The mean and SD of the distance between ET tip and arch of aorta calculated in the pilot study are different from the final results. Considering the final results, sample size would have been smaller; however due to paucity of literature, we were dependent on the pilot study to calculate the required sample size. The limitation of our study is that it only reports the normative data but it does not validate what proportion of ET would be optimally placed by using this data.

Our study reports the normative data of the distance between optimally placed ET tip and arch of aorta by USG in neonates. However, we emphasize that USG is a skill-based technique and competency training is required before this normative data can be used in clinical practice.
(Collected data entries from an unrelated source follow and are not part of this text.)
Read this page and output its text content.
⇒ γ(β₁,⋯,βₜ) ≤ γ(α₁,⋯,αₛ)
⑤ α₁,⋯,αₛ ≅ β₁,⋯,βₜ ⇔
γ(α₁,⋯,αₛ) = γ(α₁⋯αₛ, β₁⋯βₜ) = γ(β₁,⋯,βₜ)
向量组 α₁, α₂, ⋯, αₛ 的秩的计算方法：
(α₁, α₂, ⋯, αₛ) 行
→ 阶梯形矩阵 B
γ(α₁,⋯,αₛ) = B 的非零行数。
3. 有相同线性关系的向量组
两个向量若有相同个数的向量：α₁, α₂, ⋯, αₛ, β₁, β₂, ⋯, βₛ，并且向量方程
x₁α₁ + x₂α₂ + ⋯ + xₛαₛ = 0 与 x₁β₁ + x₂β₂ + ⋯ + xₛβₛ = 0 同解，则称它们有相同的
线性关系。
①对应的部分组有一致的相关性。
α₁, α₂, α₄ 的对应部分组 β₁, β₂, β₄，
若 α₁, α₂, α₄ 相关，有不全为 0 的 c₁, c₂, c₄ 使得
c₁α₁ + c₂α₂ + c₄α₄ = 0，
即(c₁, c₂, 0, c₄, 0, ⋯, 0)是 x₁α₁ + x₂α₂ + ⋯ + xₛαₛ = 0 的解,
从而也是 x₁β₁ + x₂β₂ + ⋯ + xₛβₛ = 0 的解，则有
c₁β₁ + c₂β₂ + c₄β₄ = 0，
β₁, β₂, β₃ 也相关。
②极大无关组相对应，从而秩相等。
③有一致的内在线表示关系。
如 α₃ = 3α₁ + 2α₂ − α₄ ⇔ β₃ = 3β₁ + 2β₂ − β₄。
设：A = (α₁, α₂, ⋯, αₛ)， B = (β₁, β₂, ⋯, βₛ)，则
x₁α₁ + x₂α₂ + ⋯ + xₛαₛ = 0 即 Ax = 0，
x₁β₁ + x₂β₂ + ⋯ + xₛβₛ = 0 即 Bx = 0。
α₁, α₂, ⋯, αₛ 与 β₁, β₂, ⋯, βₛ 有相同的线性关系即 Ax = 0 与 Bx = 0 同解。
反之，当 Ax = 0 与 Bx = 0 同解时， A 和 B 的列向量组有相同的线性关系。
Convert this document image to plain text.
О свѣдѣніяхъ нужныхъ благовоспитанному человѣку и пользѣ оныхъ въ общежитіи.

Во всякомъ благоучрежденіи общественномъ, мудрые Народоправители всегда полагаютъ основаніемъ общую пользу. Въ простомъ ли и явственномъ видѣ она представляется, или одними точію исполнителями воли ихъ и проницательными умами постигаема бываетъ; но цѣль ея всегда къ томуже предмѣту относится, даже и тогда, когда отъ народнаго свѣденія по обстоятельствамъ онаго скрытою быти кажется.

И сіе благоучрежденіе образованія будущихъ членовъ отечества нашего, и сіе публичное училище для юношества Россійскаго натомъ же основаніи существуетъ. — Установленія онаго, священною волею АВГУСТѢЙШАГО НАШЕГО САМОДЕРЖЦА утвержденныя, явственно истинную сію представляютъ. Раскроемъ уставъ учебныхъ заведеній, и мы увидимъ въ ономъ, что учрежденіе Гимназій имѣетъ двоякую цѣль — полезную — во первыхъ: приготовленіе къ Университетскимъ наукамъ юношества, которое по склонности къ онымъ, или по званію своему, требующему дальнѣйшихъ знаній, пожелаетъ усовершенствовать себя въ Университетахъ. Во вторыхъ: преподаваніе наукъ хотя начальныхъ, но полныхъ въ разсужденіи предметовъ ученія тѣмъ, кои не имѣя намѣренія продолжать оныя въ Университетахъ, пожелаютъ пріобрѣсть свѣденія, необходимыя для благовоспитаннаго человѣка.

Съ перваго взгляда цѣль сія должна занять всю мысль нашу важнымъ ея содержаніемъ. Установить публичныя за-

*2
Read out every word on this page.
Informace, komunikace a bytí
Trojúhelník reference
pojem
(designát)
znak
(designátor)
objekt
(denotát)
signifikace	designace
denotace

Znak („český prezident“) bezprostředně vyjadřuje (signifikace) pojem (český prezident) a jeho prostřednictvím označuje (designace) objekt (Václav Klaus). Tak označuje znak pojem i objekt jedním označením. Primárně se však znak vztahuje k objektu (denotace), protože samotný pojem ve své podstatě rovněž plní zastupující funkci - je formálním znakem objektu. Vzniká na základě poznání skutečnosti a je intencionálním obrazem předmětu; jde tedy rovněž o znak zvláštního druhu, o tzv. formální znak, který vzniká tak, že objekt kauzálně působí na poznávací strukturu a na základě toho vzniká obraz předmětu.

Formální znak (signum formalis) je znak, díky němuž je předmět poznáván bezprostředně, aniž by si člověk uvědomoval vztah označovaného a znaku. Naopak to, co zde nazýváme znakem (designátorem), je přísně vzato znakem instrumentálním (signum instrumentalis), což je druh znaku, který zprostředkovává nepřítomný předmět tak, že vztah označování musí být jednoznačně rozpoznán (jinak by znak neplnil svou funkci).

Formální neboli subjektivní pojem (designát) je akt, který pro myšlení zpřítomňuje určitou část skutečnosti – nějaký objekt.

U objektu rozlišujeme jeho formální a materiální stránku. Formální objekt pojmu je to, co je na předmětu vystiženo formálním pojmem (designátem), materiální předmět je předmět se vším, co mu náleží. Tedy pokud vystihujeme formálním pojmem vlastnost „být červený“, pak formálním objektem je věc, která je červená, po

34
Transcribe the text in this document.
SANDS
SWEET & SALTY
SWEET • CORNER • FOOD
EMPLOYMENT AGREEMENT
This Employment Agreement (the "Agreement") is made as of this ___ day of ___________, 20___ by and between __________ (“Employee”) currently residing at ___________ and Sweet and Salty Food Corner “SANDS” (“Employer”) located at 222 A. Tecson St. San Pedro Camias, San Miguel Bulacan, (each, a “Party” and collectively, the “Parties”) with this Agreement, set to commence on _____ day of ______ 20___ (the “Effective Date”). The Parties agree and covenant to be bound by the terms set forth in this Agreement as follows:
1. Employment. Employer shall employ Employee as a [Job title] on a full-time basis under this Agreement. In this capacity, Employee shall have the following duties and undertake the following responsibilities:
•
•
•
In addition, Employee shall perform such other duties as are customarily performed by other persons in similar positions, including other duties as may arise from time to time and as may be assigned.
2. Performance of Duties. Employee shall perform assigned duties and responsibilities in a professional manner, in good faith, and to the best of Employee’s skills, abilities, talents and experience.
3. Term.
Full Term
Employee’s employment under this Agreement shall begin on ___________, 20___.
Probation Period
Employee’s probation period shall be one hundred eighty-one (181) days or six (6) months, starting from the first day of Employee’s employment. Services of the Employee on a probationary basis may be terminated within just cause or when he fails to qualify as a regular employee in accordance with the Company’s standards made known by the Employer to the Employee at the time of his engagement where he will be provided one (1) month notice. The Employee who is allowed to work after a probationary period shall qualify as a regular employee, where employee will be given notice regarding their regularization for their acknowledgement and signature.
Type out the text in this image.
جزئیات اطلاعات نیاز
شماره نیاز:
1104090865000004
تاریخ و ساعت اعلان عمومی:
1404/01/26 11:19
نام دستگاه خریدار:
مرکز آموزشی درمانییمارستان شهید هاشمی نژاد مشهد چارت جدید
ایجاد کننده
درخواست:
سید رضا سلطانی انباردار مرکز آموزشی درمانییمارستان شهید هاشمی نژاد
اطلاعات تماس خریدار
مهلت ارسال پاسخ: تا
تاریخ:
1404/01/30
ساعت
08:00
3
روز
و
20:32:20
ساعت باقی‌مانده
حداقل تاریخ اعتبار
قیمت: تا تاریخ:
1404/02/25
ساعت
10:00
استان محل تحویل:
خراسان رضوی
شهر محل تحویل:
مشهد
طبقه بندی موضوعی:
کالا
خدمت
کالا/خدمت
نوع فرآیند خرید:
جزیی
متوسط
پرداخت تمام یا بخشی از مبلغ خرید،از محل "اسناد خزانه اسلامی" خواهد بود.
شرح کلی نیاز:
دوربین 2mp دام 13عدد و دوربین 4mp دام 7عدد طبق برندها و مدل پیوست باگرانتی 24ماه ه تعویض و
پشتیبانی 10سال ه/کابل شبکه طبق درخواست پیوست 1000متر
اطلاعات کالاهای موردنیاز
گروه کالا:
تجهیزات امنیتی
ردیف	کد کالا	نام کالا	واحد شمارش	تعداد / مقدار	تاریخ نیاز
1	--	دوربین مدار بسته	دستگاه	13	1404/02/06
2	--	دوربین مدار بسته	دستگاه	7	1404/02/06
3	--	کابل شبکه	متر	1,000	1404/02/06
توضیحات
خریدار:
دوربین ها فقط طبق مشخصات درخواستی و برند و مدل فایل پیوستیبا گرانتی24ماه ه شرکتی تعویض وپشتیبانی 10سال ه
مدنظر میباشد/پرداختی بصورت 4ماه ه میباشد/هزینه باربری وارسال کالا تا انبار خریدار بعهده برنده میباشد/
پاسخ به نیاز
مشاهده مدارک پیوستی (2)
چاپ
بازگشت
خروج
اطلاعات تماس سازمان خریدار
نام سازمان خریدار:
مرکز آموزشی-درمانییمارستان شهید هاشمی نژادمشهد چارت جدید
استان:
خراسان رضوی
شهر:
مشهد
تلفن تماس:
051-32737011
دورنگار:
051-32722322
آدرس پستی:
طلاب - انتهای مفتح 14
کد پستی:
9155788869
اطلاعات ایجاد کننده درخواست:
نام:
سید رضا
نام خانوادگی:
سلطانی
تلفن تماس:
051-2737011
In addition, we conclude that IL can be predicted based on various anthropometric parameters such as weight, CHL, OFC, NTL and SL.

Contributors: AT: conceptualized and designed the study, provided training to perform ultrasound, supervised data collection, conducted statistical analysis and helped in manuscript writing; PS, AT: performed ultrasounds, collected data and drafted initial manuscript; NK, PG: study design, supervised the conduct of the study and helped in manuscript writing; NA: was involved in planning the study and analyzed and validated the videos of ultrasound. All authors approved the final manuscript.

Funding: None; Competing interest: None stated.

 

What is Already Known?

• Ultrasound is a feasible tool to determine endotracheal tube position and has good agreement with chest radiograph.

What This Study Adds?

• This study provides normative data using ultrasound for the distance between endotracheal tube tip and arch of aorta across various weight and gestation groups.